3500 yıl önceki öpüşmenin izleri İlk kimlerin nasıl öpüştüğüne dair gizem henüz çözülmüş değil. Fakat tarihçiler bu davranışın kaynaklarına Hindistan’da ulaştılar. M.Ö. 1500 yıllarına ait Vedic Sanskritçe 4 ana metinde, öpüşmenin izlerine rastladılar. 3500 yıl öncesine ait metinler burunları birbirine sürtme ve bastırma geleneğini tarif ediyor. Bu noktadan itibaren öpüşmenin hikayesi takip edebiliyor.
15 2
“Dudaklarını dudaklarıma yerleştirdi” Hint metinlerinden yaklaşık 500 yıl sonra destansı şiir olan Mahabarat, dudaktan dudağa öpüşmenin kaynaklarını içeriyordu.
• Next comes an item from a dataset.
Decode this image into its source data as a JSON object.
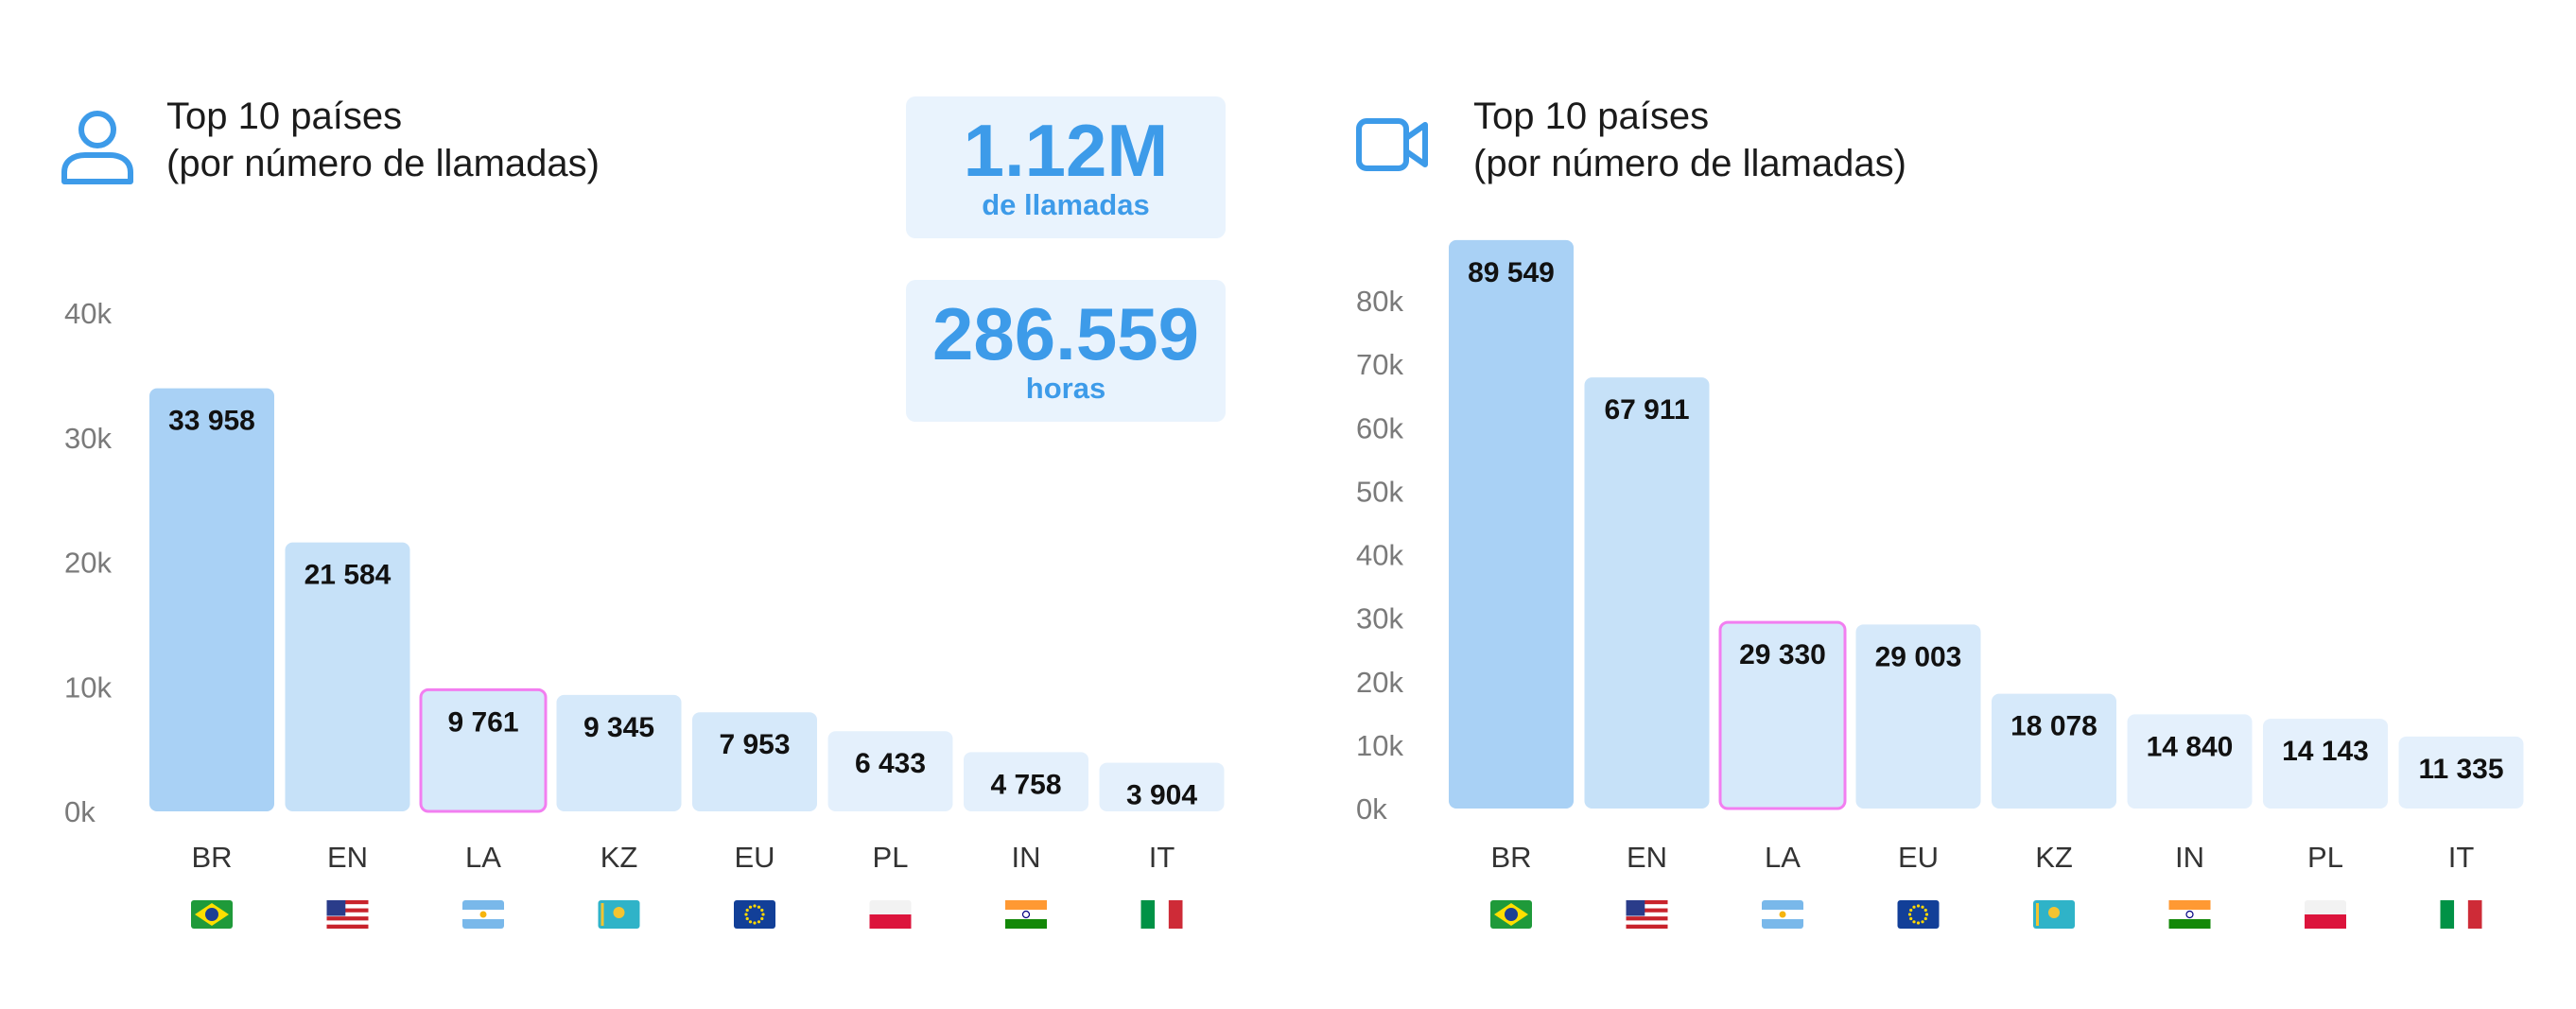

Bu şiir “Dudaklarını dudaklarıma yerleştirdi ve bir ses çıkarttı ve bu bende bir haz uyandırdı.” diyerek öpmeyi tarif ediyor. Tarihi kaynaklar, M.S. 5. yüzyıllarda erotizm üzerine yazılmış klasik metin olan Kama Sutra ile devam ediyor. Burada bolca öpüşme teknikleri tarif ediliyor.
15 3
Büyük İskender ve ordusu öpüşmeyi öğrendi M.S. 326 civarında, öpüşme Hindistan’dan yayılmaya başladı. İskender ve onun ordusu öpüşmeyi Hintliler’den öğrendiler. İskender’in ölümünden sonra askerleri Ortadoğu’nun çeşitli bölgelerine dağıldılar.
15 4
Öpüşmeyi Romalılar popüler hale getirdi Romalılar öpüşmeyi popülerleştiren kimselerdi. Uygulamayı Avrupa’nın çoğuna ve Kuzey Afrika’nın bazı bölgelerine yaydılar. Onlar için öpüşme sadece bir öpüşme değildi. Sıklıkla yanağa kondurulan, arkadaşlık öpücüğü olan “osculum” vardı. Dudak dudağa daha erotik olan “basium” vardı ve tutkulu olan “savium” bulunuyordu. Öpüşme antik Roma kültürünün kanunlarına girmişti. Bu kanunlardan birine göre, kamusal alanda bir bakire tutkuyla öpülürse, erkek tarafından tüm evlilik haklarını talep edebilirdi.